From d67fdd67ccad386b20333f17a9df950da751242d Mon Sep 17 00:00:00 2001
From: Hans Vanrompay <hansvanrompay@hotmail.com>
Date: Thu, 11 Dec 2025 09:58:32 +0100
Subject: [PATCH 05/16] changes to job manager

---
 openeo/extra/job_management/_manager.py       | 1 +
 openeo/extra/job_management/_thread_worker.py | 2 +-
 2 files changed, 2 insertions(+), 1 deletion(-)

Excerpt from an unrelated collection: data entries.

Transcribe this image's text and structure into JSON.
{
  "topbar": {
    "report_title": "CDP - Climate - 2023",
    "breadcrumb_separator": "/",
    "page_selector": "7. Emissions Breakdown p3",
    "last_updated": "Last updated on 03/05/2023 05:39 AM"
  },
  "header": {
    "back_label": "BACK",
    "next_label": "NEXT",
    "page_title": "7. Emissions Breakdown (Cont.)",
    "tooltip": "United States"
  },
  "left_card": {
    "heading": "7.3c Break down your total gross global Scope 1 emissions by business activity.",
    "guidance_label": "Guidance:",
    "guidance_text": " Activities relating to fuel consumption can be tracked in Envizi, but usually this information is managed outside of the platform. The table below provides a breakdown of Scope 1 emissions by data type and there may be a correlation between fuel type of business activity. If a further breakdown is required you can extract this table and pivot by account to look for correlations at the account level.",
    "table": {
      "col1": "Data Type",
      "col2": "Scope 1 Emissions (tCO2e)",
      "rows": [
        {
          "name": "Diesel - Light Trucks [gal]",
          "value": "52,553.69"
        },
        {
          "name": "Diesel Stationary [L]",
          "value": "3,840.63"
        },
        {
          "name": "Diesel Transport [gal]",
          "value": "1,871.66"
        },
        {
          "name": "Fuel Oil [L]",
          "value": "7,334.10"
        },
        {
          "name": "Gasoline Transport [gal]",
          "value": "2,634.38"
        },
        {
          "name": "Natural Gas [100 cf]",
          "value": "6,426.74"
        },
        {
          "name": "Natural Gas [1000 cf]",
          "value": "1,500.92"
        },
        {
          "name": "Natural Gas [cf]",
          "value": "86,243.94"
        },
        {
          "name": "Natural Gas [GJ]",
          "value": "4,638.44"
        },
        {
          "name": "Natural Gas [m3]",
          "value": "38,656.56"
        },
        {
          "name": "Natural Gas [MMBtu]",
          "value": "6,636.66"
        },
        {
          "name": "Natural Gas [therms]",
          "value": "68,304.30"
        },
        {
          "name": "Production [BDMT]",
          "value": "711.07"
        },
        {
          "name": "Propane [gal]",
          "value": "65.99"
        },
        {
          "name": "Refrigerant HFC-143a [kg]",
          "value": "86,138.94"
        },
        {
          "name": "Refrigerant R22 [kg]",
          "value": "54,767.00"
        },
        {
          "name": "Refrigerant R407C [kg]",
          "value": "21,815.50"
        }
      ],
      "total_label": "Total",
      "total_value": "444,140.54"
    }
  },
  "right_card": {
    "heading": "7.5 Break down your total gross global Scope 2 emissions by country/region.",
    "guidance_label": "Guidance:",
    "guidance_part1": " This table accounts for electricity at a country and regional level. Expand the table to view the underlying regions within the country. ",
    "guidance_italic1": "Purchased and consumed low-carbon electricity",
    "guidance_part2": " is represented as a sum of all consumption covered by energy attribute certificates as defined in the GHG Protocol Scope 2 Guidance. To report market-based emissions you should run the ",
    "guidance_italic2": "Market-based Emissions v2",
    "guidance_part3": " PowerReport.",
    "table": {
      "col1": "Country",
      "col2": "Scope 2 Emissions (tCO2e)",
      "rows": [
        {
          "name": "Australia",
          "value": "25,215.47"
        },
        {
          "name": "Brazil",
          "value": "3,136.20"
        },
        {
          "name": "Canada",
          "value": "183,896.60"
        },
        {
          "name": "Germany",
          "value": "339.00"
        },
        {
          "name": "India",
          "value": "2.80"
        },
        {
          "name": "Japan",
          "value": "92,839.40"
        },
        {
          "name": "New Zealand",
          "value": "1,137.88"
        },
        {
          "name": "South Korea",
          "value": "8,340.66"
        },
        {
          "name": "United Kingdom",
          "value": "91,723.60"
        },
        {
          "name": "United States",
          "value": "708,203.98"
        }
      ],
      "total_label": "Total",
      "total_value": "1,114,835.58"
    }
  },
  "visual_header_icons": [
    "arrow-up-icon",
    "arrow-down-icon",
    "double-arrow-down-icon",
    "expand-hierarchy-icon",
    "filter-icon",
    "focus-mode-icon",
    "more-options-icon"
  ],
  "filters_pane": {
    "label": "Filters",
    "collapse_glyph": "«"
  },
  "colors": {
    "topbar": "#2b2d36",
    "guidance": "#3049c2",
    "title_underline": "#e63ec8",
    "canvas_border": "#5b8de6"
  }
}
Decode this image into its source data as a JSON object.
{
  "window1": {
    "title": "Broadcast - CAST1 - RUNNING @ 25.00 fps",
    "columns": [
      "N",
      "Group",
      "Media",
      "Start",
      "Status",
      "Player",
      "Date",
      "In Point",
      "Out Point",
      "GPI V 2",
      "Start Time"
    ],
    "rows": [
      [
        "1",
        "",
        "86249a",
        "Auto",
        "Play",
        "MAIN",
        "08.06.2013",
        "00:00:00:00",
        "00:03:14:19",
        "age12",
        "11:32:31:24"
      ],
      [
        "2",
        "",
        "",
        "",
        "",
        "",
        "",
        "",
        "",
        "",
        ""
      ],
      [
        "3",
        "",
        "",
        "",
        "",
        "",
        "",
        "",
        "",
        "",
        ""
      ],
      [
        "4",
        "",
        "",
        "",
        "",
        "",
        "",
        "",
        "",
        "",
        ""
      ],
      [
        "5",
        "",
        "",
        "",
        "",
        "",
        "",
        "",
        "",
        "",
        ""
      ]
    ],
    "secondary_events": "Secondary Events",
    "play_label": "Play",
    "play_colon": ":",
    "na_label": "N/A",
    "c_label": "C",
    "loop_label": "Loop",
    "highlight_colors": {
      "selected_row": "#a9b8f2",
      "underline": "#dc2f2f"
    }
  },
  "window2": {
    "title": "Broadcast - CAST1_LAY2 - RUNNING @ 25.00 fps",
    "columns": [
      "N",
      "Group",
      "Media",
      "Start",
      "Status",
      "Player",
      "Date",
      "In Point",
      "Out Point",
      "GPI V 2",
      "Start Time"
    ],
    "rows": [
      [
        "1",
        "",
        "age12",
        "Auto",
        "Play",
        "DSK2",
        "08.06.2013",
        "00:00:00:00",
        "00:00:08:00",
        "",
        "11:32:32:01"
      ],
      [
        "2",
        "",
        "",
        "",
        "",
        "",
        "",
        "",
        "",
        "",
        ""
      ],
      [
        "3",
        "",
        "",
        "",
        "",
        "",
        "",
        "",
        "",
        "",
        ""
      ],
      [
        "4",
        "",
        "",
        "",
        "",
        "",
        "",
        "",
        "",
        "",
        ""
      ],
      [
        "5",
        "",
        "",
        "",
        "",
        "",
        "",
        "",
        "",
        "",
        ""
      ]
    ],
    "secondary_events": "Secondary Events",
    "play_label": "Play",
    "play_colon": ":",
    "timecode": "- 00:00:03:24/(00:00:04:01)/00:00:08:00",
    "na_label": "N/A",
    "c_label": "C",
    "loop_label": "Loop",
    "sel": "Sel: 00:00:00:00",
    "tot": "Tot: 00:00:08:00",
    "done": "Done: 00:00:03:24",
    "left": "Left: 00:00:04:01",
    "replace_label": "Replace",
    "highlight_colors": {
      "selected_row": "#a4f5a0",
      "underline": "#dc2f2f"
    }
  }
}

diff --git a/openeo/extra/job_management/_manager.py b/openeo/extra/job_management/_manager.py
index c575c98e6..6bff9aa1a 100644
--- a/openeo/extra/job_management/_manager.py
+++ b/openeo/extra/job_management/_manager.py
@@ -811,6 +811,7 @@ def _cancel_prolonged_job(self, job: BatchJob, row):
         except Exception as e:
             _log.error(f"Unexpected error while handling job {job.job_id}: {e}")
 
+    #TODO pull this functionality away from the manager to a general utility class? job dir creation could be reused for tje Jobdownload task
     def get_job_dir(self, job_id: str) -> Path:
         """Path to directory where job metadata, results and error logs are be saved."""
         return self._root_dir / f"job_{job_id}"
diff --git a/openeo/extra/job_management/_thread_worker.py b/openeo/extra/job_management/_thread_worker.py
index 523cce0d1..1a2c33ca9 100644
--- a/openeo/extra/job_management/_thread_worker.py
+++ b/openeo/extra/job_management/_thread_worker.py
@@ -173,7 +173,7 @@ def execute(self) -> _TaskResult:
             return _TaskResult(
                 job_id=self.job_id,
                 df_idx=self.df_idx,
-                db_update={}, #TODO consider db updates
+                db_update={}, #TODO consider db updates?
                 stats_update={"job download": 1},
             )
         except Exception as e:

From 2973beedef01432920ed16f77826d2906d8c8ca7 Mon Sep 17 00:00:00 2001
From: Hans Vanrompay <hansvanrompay@hotmail.com>
Date: Thu, 11 Dec 2025 10:28:18 +0100
Subject: [PATCH 06/16] adding easy callback to check number of pending tasks
 on thread workers; this can be used to guarantee the download gets finished

---
 openeo/extra/job_management/_manager.py       | 25 ++++++++++++++++++-
 openeo/extra/job_management/_thread_worker.py |  4 +++
 2 files changed, 28 insertions(+), 1 deletion(-)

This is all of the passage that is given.